Bien sûr, tout le monde n’a pas le luxe d’être à la retraite et de gérer son temps de connexion. C’est bien pourquoi il existe un mouvement chez les travailleuses et travailleurs visant à exiger un droit à la déconnexion. Pouvoir aménager du temps pendant lequel on n’est pas joignable est essentiel à la santé physique et mentale.
Dans les arts, je suis régulièrement déçu par les innovations spectaculaires, les effets spéciaux et les ajouts techniques. Parce que, comme j’ai eu souvent l’occasion de le constater, les artifices s’usent et, à force de pitonnage, ils deviennent non fonctionnels.
Comme je ne suis pas le premier à passer dans une exposition, les boutons sont cassés, la moitié des effets spéciaux sont disparus. C’est très frustrant.

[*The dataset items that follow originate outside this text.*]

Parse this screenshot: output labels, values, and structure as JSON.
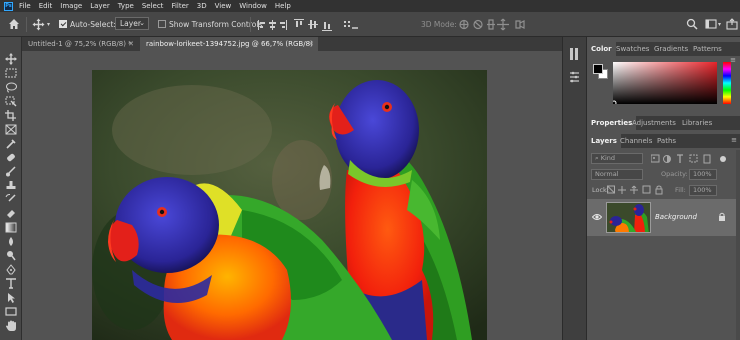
{
  "app": {
    "logo": "Ps"
  },
  "menu": [
    "File",
    "Edit",
    "Image",
    "Layer",
    "Type",
    "Select",
    "Filter",
    "3D",
    "View",
    "Window",
    "Help"
  ],
  "options_bar": {
    "auto_select_label": "Auto-Select:",
    "auto_select_checked": true,
    "auto_select_target": "Layer",
    "show_transform_label": "Show Transform Controls",
    "show_transform_checked": false,
    "mode_3d_label": "3D Mode:"
  },
  "tabs": [
    {
      "label": "Untitled-1 @ 75,2% (RGB/8) *",
      "active": false
    },
    {
      "label": "rainbow-lorikeet-1394752.jpg @ 66,7% (RGB/8)",
      "active": true
    }
  ],
  "color_panel": {
    "tabs": [
      "Color",
      "Swatches",
      "Gradients",
      "Patterns"
    ],
    "active_tab": "Color",
    "foreground": "#000000",
    "background": "#ffffff",
    "hue": "#e8242a"
  },
  "properties_panel": {
    "tabs": [
      "Properties",
      "Adjustments",
      "Libraries"
    ],
    "active_tab": "Properties"
  },
  "layers_panel": {
    "tabs": [
      "Layers",
      "Channels",
      "Paths"
    ],
    "active_tab": "Layers",
    "kind_filter": "Kind",
    "blend_mode": "Normal",
    "opacity_label": "Opacity:",
    "opacity_value": "100%",
    "lock_label": "Lock:",
    "fill_label": "Fill:",
    "fill_value": "100%",
    "layers": [
      {
        "name": "Background",
        "visible": true,
        "locked": true
      }
    ]
  },
  "icons": {
    "home": "home-icon",
    "move": "move-icon",
    "search": "search-icon",
    "workspace": "workspace-icon",
    "share": "share-icon"
  }
}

Combien de fois me suis-je cogné le nez sur un appareil qui ne fonctionnait pas, sur une touche bloquée, sur un écriteau disant « Cet item est en réparation. »
De même dans les spectacles à grand déploiement technologique, si on n’a pas la chance de faire partie des premières fournées de spectatrices et spectateurs, il est fréquent que certaines ambiances laissent perplexe parce que tous les éléments ne sont pas synchronisés ou fonctionnels.
Les ordinateurs et les outils électroniques sont magnifiques quand ils marchent bien, mais tellement nuls et encombrants autrement. Il faut donc, en plus d’un entretien rigoureux et coûteux, souvent disposer de solutions de rechange.
Autre exemple de technologie fort intéressante. La traduction automatique devant laquelle j’ai longtemps été sceptique donne aujourd’hui des résultats surprenants. Des algorithmes comme ceux de Deep L détectent habilement la langue de départ et fournissent des traductions honorables. Mais il est nécessaire, bien sûr, d’en vérifier la précision si on veut être professionnel.
Ce n’est donc pas la technologie en soi qui est fautive, mais la confiance aveugle que certain·e·s y portent et l’absence de « second regard » : ce recul nécessaire pour bien évaluer si le contenu n’a pas souffert de la fragilité du véhicule.
Il convient donc de se rappeler que les outils doivent nous servir et non pas vampiriser les personnes qui les utilisent. Se donner du recul et utiliser la technologie de manière sécuritaire devrait toujours se faire en disposant de la fonction interrupteur. On devrait toujours prévoir le cas où la technique nous lâche et disposer d’un plan B. C’était un de mes conseils principaux quand j’enseignais à la formation des maîtres.
En communications, comme en pédagogie, la préparation doit être si complète et si poussée que, en cas d’effondrement technique, on puisse transmettre le message en traçant des signes dans le sable avec une branche.